Além do choro, o bebê manifesta suas emoções por meio de reações físicas, baseadas em interações sensoriais. Muito cedo o bebê reconhece a voz da mãe e, caso tenha tido um pai presente durante a gestação, reconhecerá sua voz também. Os pequenos costumam ficar mais agitados se forem expostos a ambientes barulhentos e cheios de estímulos visuais. Bem como, podem ser acalmados com música clássica, canto de passarinhos ou sons da natureza. O banho é o momento mais rico do ponto de vista sensorial, afetivo e social estabelecido entre o bebê e quem se responsabiliza por cuidar dele. A amamentação é talvez a maior oportunidade que a criança tem de estabelecer vínculos de aceitação, confiança e consideração.
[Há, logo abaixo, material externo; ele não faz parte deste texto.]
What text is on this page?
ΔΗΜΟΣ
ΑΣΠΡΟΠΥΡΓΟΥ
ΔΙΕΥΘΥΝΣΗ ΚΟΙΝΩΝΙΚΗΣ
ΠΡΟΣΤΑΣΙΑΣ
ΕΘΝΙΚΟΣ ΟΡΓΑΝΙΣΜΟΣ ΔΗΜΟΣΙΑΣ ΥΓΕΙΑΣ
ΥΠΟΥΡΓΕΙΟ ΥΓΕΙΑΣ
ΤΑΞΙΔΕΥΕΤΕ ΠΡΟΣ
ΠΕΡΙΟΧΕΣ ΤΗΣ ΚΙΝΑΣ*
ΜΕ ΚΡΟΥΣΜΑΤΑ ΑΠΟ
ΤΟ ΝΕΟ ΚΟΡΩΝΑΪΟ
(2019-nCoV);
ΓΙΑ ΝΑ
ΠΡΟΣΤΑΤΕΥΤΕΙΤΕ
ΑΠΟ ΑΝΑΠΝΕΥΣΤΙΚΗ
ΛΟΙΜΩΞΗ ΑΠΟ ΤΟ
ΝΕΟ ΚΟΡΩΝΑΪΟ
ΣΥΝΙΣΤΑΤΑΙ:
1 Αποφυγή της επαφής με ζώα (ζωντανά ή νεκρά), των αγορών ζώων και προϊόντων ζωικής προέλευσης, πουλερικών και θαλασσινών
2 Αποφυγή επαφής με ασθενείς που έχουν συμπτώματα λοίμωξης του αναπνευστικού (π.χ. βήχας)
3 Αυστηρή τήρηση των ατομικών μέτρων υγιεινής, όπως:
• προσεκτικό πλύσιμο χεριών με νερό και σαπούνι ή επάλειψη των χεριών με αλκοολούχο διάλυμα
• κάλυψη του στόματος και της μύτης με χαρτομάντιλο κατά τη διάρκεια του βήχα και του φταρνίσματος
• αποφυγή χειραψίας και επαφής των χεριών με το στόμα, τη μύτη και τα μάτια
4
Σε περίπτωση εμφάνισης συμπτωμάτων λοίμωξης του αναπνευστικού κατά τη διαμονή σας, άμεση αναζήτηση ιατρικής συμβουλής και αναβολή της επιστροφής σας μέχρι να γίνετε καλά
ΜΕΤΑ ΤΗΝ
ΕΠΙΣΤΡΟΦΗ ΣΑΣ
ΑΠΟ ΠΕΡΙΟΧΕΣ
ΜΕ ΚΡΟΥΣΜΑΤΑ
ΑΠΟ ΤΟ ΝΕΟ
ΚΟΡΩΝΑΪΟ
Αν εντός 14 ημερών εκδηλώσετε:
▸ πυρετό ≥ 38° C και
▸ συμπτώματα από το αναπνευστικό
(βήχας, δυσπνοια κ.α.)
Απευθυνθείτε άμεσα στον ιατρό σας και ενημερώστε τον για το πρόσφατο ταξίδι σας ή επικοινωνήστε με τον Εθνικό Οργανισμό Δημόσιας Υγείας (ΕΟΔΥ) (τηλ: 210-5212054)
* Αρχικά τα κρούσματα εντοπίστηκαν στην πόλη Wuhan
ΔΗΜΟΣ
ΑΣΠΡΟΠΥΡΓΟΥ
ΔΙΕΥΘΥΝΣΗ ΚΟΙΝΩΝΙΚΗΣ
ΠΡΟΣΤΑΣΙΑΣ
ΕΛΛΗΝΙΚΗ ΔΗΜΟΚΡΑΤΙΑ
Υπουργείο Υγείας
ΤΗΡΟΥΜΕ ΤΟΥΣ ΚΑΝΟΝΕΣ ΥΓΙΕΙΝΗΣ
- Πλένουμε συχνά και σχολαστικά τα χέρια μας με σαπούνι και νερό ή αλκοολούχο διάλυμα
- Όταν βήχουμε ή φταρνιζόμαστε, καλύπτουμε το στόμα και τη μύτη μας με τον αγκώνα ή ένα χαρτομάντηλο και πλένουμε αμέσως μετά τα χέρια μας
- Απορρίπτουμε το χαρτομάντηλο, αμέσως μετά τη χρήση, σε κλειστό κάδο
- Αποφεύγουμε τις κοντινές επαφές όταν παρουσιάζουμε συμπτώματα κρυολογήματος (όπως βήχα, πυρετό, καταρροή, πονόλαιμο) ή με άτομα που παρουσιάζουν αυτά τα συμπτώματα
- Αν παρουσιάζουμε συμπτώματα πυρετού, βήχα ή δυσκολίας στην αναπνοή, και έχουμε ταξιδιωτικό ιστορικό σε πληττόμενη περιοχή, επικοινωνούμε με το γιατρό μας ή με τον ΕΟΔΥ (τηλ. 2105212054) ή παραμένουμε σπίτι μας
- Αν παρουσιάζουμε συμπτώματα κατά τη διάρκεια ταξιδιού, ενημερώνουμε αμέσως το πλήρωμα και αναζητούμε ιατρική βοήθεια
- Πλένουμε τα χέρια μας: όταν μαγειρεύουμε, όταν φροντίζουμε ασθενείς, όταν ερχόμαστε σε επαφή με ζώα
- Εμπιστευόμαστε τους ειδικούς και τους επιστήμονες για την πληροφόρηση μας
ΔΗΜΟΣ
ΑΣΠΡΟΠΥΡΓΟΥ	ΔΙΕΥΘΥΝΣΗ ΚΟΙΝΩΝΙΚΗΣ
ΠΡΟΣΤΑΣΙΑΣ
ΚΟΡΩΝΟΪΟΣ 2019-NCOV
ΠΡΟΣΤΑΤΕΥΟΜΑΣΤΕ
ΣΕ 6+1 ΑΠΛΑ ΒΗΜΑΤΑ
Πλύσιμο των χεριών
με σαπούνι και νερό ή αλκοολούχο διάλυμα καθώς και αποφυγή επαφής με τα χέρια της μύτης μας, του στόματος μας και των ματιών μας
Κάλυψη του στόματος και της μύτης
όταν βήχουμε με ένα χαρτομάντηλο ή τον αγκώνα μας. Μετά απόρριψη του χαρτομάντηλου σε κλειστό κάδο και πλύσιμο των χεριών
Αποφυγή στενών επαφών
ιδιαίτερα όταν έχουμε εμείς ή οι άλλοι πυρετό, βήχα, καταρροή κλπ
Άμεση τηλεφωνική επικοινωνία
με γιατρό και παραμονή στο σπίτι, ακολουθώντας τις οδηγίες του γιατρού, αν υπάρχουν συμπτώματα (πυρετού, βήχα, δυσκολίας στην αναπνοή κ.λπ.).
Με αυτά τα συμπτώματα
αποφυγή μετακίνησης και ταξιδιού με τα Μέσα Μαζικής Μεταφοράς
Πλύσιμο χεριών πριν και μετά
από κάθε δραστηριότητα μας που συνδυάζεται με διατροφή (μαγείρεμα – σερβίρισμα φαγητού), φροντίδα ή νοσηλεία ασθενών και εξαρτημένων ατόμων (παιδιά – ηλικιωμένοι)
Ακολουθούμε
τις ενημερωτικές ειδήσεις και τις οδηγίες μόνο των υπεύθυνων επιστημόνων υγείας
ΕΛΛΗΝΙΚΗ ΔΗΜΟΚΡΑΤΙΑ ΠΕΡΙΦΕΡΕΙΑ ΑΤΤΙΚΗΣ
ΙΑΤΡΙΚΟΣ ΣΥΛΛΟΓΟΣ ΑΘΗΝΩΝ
Um pouco maiorzinhos, vamos aprendendo que a modulação, o volume e o timbre da voz dos adultos revelam muito sobre suas intenções, as quais – por sua vez -, são constituídas em concordância com caráter emocional daqueles que nos cercam. Crianças que se desenvolvem em companhia de adultos excessivamente silenciosos e pouco interativos, podem vir a sofrer de distúrbios comportamentais, sociais e de linguagem, em virtude da pobreza de repertório advinda da pouca interação.
Por outro lado, bebês criados em ambientes excessivamente ruidosos, em famílias que tem por hábito usar vozes alteradas para se comunicar e entre pessoas com comportamentos prioritariamente ríspidos, tendem a desenvolver personalidades irritadiças e podem vir a ser crianças difíceis de lidar, uma vez que a sua memória afetivo-social conta com recursos pouco desenvolvidos do ponto de vista da linguagem afetiva.
Nenhuma criança, a menos que seja portadora de distúrbios psíquicos – e este diagnóstico só pode ser feito por profissionais da área da Psiquiatria ou Psicologia -, revela comportamentos agressivos sem que haja uma causa, um disparador para tais comportamentos. A agressividade pode ser fruto de um trauma emocional que, tanto pode ser absolutamente real, quanto nascido de uma fantasia da criança acerca da situação em que tenha se sentido ameaçada ou ferida. O comportamento agressivo pode ter origem no convívio com pessoas agressivas, pouco afetivas, exageradamente severas ou exigentes.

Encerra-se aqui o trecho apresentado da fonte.